Pietro Mascagni

Italian composer and conductor Pietro Mascagni (1863–1945) is best known for his masterpiece Cavalleria rusticana caused one of the greatest sensations in opera history and single-handedly ushered in the Verismo movement in Italian dramatic music. While it was often held that Mascagni, like Ruggero Leoncavallo, was a “one-opera man” who could never repeat his first success, L’amico Fritz and Iris have remained in the repertoire in Europe (especially Italy) since their premieres.
Mascagni was born on 7 December 1863 in Livorno, Tuscany. At the age of 13, he began musical studies with Alfredo Soffredini, who founded the Instituto Musicale di Livorno. Mascagni started composing rapidly: between 1879 and 1880, he wrote several works: Sinfonia in do minore, Prima sinfonia in fa maggiore, Elegia, Kyrie, Gloria and Ave Maria.
In 1882, he composed his Cantata alla gioia from a text by Friedrich Schiller, followed by La stella di Garibaldi for voice and piano, and La tua stella. On 6 May Mascagni left Livorno for Milan. He passed the admission examination of the Milan Conservatory on 12 October. In Milan, Mascagni met the noted composer Giacomo Puccini.
He was appointed as the master of music and singing of the new philharmonia of Cerignola. His reputation grew. He also gave piano lessons. In February 1888, he began work on the Messa di Gloria. In July, Casa Sonzogno announced in the Teatro Illustrato its second competition for a one-act opera. The following year, Mascagni completed his composition of Cavalleria rusticana on 27 May and sent the manuscript to Milan.
On 21 February 1890, Mascagni was summoned to Rome to present his opera. The première of Cavalleria rusticana, winner of the Sonzogno contest, was held 17 May at the Teatro Costanzi in Rome. It had outstanding success, and the opera was soon performed in both the north and south of Italy: Florence, Turin, Bologna, Palermo, Milan, Genoa, Naples, Venice and Trieste.
In December, Gustav Mahler conducted the opera in Budapest. Soon thereafter, the cities of Munich, Hamburg, St. Petersburg, Dresden and Buenos Aires welcomed the opera. In March 1891, it was sung in Vienna. At age 26, Mascagni had become internationally famous.
He premiered his L’amico Fritz, his second most successful opera, on 31 October 1891 at the Teatro Costanzi in Rome.
Mascagni became increasingly prominent as a conductor and in 1892 conducted his opera I Rantzau around Europe. He was director of the Liceo Musicale in Pesaro 1885–1902. Further successes included Amica (1905) and Isabeau (1911), alongside such failures as Le maschere (1901).  After the verismo Il piccolo Marat in 1921 he largely withdrew from public life. His final opera Nerone had its premiere in 1935.

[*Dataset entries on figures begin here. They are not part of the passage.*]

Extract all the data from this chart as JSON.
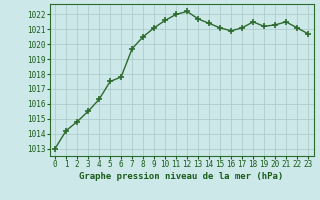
{
  "x": [
    0,
    1,
    2,
    3,
    4,
    5,
    6,
    7,
    8,
    9,
    10,
    11,
    12,
    13,
    14,
    15,
    16,
    17,
    18,
    19,
    20,
    21,
    22,
    23
  ],
  "y": [
    1013.0,
    1014.2,
    1014.8,
    1015.5,
    1016.3,
    1017.5,
    1017.8,
    1019.7,
    1020.5,
    1021.1,
    1021.6,
    1022.0,
    1022.2,
    1021.7,
    1021.4,
    1021.1,
    1020.9,
    1021.1,
    1021.5,
    1021.2,
    1021.3,
    1021.5,
    1021.1,
    1020.7
  ],
  "line_color": "#2d6a2d",
  "marker": "+",
  "markersize": 4.0,
  "linewidth": 1.0,
  "bg_color": "#cce8e8",
  "grid_color": "#aac8c8",
  "xlabel": "Graphe pression niveau de la mer (hPa)",
  "xlabel_color": "#1a5c1a",
  "tick_color": "#1a5c1a",
  "ylim": [
    1012.5,
    1022.7
  ],
  "yticks": [
    1013,
    1014,
    1015,
    1016,
    1017,
    1018,
    1019,
    1020,
    1021,
    1022
  ],
  "xticks": [
    0,
    1,
    2,
    3,
    4,
    5,
    6,
    7,
    8,
    9,
    10,
    11,
    12,
    13,
    14,
    15,
    16,
    17,
    18,
    19,
    20,
    21,
    22,
    23
  ],
  "xlim": [
    -0.5,
    23.5
  ],
  "font_family": "monospace",
  "tick_fontsize": 5.5,
  "xlabel_fontsize": 6.5
}
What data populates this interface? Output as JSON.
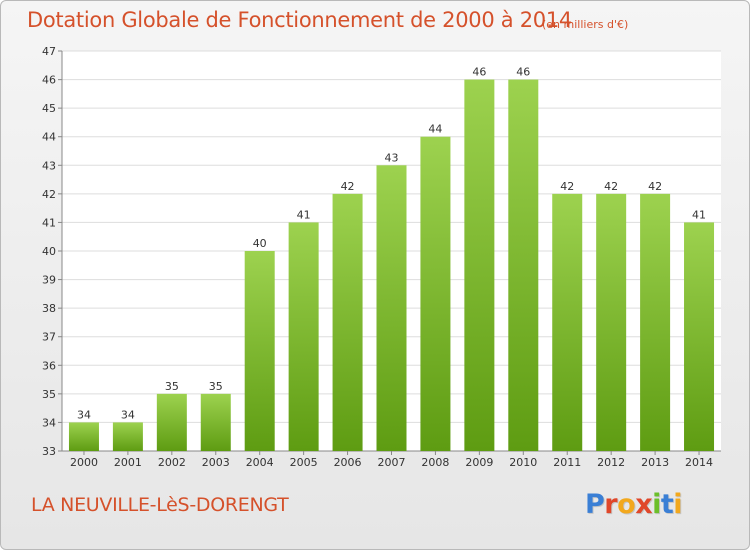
{
  "header": {
    "title": "Dotation Globale de Fonctionnement de 2000 à 2014",
    "unit": "(en milliers d'€)"
  },
  "footer": {
    "commune": "LA NEUVILLE-LèS-DORENGT",
    "logo": "Proxiti"
  },
  "colors": {
    "accent_text": "#d5512b",
    "bar_light": "#9dd24f",
    "bar_dark": "#5e9c12",
    "grid": "#dddddd",
    "logo_letters": [
      "#3a7fd5",
      "#e0472a",
      "#f2a81d",
      "#e0472a",
      "#6cbf2a",
      "#3a7fd5",
      "#f2a81d"
    ]
  },
  "chart_data": {
    "type": "bar",
    "categories": [
      "2000",
      "2001",
      "2002",
      "2003",
      "2004",
      "2005",
      "2006",
      "2007",
      "2008",
      "2009",
      "2010",
      "2011",
      "2012",
      "2013",
      "2014"
    ],
    "values": [
      34,
      34,
      35,
      35,
      40,
      41,
      42,
      43,
      44,
      46,
      46,
      42,
      42,
      42,
      41
    ],
    "title": "Dotation Globale de Fonctionnement de 2000 à 2014",
    "ylim": [
      33,
      47
    ],
    "yticks": [
      33,
      34,
      35,
      36,
      37,
      38,
      39,
      40,
      41,
      42,
      43,
      44,
      45,
      46,
      47
    ],
    "grid": true,
    "data_labels": true
  }
}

Mascagni died on 2 August 1945 in his apartment at the Grand Hotel Plaza in Rome.
He wrote a total of fifteen operas, plus an operetta, several orchestral and vocal works, as well as songs and piano music. He enjoyed immense success during his lifetime, both as a composer and conductor of his own and other people’s music. If he never repeated the international success of Cavalleria, it was probably because Mascagni refused to copy himself. The variety of styles in his operas—the Sicilian passion and warmth of Cavalleria, the exotic flavor of Iris, the idyllic breeze that ventilates the charming L’amico Fritz and Lodoletta, the Gallic chiaroscuro of Isabeau, the steely, Veristic power of Il piccolo Marat, the overripe post-romanticism of the lush Parisina—demonstrate a versatility that none of the other Veristi could boast, Puccini included.